How will Intel distribute those 15 products? I think they will come as follows: Intel will likely offer six server processors, including dual-core and quad core Xeon DP processors for rack-mount and pedestal servers. It will also offer dual and quad-core Xeon MP processors for four-processor and above servers. Among those, it will also continue offering lower-power dual-core and quad-core Xeons for blade servers, for example. Top-end Xeons will run at 3GHz or more, have a 1600MHz bus and pack 6MB of onboard cache. Make that 12MB in quad core configurations. (Intel will continue to deliver its quad-core chips by pairing two dual-core chips in a package, by the way.) Expect Intel continue offering its Core Extreme processors in quad-core configurations using Penryn. It will also deliver both dual and quad-core Penryn-family processors as replacements for today’s Core 2 Duo and Core 2 Quad. Those two will match or beat the 3GHz mark and offer 6MB or more of cache. That makes nine total chips.
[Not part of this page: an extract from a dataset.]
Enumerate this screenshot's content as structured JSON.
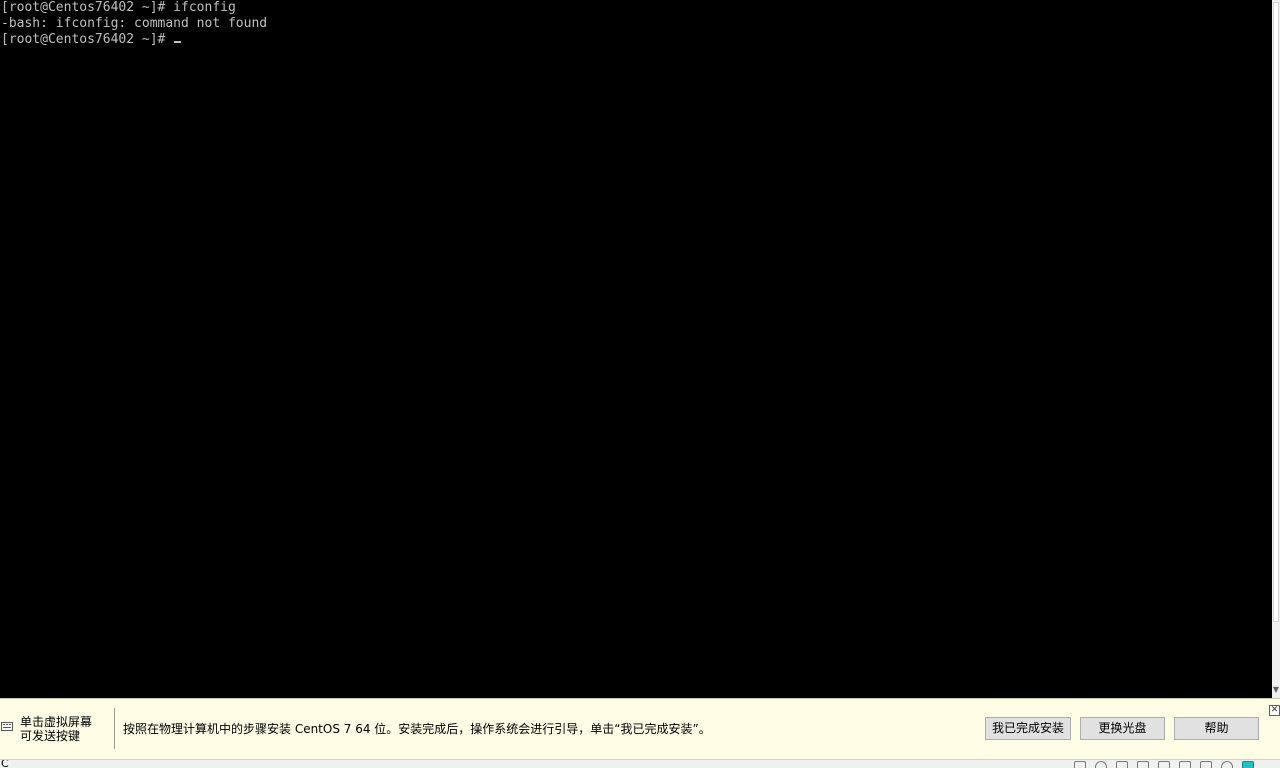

On the notebook side, Intel will continue to offer a several dual-core processors. Penryn will provide it with a successor to its mobile Core 2 Duo. It has also indicated it will offer a 45-nanometer processor for ultramobile PCs. That makes two more processors for a total of 11. What of the others? Intel is also likely deliver quad-core notebook chips at some point, according to published reports.
(Remember CEO Paul Otellini said that quad-core would not enter the mainstream of the PC market until it was available in notebooks?)
The remaining two are likely to be delivered as single or dual-core Celeron-brand chips for lower-priced systems.